Ехал он обычно дозорным шагом. Не торопился — праздник. Но лес всегда остается лесом. Его, как и границу, даже в праздник нельзя оставлять без присмотра. И Ершов очень хорошо понимал это. С молчаливым волнением он прислушивался к лесной жизни, приглядывался к ее неожиданным приметам; в ней всегда есть такое, над чем надо призадуматься. Иногда он вдруг останавливался возле какого-нибудь старого дерева и, весело взглянув на него, вроде бы кланялся, как знакомому человеку: «С праздником, старина! Стоишь? Это очень хорошо». Но в дороге он чаще всего размышлял над своими делами. Или вспоминал прошлое. Очень любил вспоминать друзей по заставе. Многих давно нет в живых, но это не мешает ему думать о них. Он даже разговаривает с ними, шутит, а иногда спорит. Вспоминает какие-то давно забытые пограничные истории: они дороги ему. Вот война, по времени она ближе стоит от него, но картины ее успели потускнеть, их заволокло каким-то туманом. Не забываются лишь грохот огня и дыма, дикое ржание смертельно раненных лошадей да стоны умирающих. А друзей близких — их нет. Все временные. Сегодня он стоит в строю стремя в стремя, ест из одного котелка с тобой перловую кашу, а завтра его уже нет, и ты не успел узнать его имени. Граница — другое дело. Там то же, что и на передовой: стрельба, короткие схватки и страх темных ночей, но жизнь там продолжается дольше, а дружба — она навек.
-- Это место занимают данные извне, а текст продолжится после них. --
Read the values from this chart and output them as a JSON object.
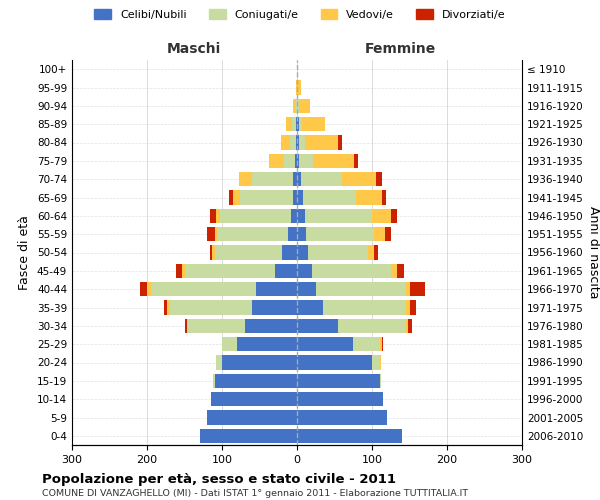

Две тысячи гектаров леса — такое богатство доверено леснику Ершову. Три деревни в его обходе. И всех жителей этих деревень он знает в лицо, и его все знают, даже малыши кричат ему при встрече:
— Здравствуйте, дядя Ваня!
— Здравия желаем! — с улыбкой отвечает Ершов.
Люди постарше здороваются иначе:
— Здравствуй, Егорыч!
— Здравия желаем! — неизменно отвечает он мягким баском и прикладывает к виску ладонь.
У всякого лесника есть, однако, не только друзья. Недруги есть и у Ивана Егорыча: браконьеры, самовольные порубщики, разорители птичьих гнезд — все, кто приходит в лес для того, чтобы дать волю дикой страсти потребителя. И когда Иван Егорыч встречается с такими людьми в своем обходе — даже если не видит нарушений с их стороны, — его уже не покидает тревога: не оставил ли этот человек своего грязного следа в лесу? Пограничная привычка? А что в этом плохого? Так же вот и начальник заставы Торопов, у которого Ершов был когда-то коноводом, знал каждого жителя пограничного участка. Что Торопов, каждый боец заставы мог сказать о любом жителе: добрый этот человек или нет, можно положиться на него или в случае нужды лучше обратиться к его соседу.
У лесника Ершова понятие о доброте шире, чем у рядового пограничника. Здесь, в лесу, добром ему служили не только люди, но и звери, и птицы, и сам лес. Он радовался, когда замечал, что дятлов в его обходе стало больше — меньше придется списывать загубленных короедом сосен. Зимой он вместе с пионерами мастерил по всему обходу птичьи кормушки, а весной — ставил скворечницы, чтобы больше заманить к себе птиц. И это кое-кто истолковывал как очередное чудачество старого лесника.
Однажды он сидел на опушке. Сидел задумчиво и спокойно. И вдруг услыхал робкий хруст ветки. Поднял глаза. В десяти шагах от него стояла лосиха-первотелок. Худенький, мосластый лосенок, тиская губами тугое вымя, сосал матку. Ершов даже вздрогнул. Вздрогнула и лосиха, но продолжала стоять на месте. Она глядела на него тревожными большими глазами. Взгляд ее как бы обращался к нему живым голосом: не трогай меня, человек, я ничего не сделала плохого. Так они глядели друг на друга — лесник с ружьем и зверь, выбежавший под ветерок, чтобы спастись от оводов и накормить детеныша. Потом лосиха повернула голову и нежно лизнула лосенка.